Un décret "déceptif"
Les trois associations féministes ont publié, lundi 18 mars, un communiqué de presse intitulé “Promulgation du décret ‘transparence’ des produits périodiques : on peut aller plus loin”. Elles pointent trois limites majeures qui viennent relativiser l’importance du décret.

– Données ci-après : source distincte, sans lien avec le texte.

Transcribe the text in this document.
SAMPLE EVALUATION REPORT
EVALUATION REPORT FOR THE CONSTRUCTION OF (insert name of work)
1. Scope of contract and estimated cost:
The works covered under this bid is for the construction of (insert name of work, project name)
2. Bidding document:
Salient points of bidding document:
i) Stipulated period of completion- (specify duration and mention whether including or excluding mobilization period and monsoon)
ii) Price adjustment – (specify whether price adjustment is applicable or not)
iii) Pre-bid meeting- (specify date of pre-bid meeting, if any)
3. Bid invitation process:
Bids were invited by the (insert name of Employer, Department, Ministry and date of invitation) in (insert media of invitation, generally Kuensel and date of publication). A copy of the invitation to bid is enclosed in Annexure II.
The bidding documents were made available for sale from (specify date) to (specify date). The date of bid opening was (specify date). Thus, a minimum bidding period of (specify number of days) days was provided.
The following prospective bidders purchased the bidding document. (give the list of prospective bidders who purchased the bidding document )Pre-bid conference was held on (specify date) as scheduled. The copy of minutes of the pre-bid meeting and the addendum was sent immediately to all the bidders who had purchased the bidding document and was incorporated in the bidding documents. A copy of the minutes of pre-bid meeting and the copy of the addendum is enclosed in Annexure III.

Tout d'abord, l’exhaustivité des informations ne sera pas requise. Les composants affichés seront uniquement les “substances ajoutées intentionnellement” aux produits par les fabricants. “Cela exclut les substances ajoutées non intentionnellement, lors des processus de blanchiment ou de fabrication par exemple, qui sont les étapes où l’intégration de substances toxiques peut se faire”, précise le communiqué. En outre, les informations ne seront pas pour autant lisibles. Les consommatrices pourront lire “coton bio, même s’il ne s’agit que d’une infime partie du composant”, déplore Anne-Cécile Mailfert. Les composants dits textiles, notamment des produits réutilisables, seront également épargnés de cette nouvelle réglementation, “ne permettant pas une information homogène pour les consommateurs et consommatrices”, dénonce le communiqué.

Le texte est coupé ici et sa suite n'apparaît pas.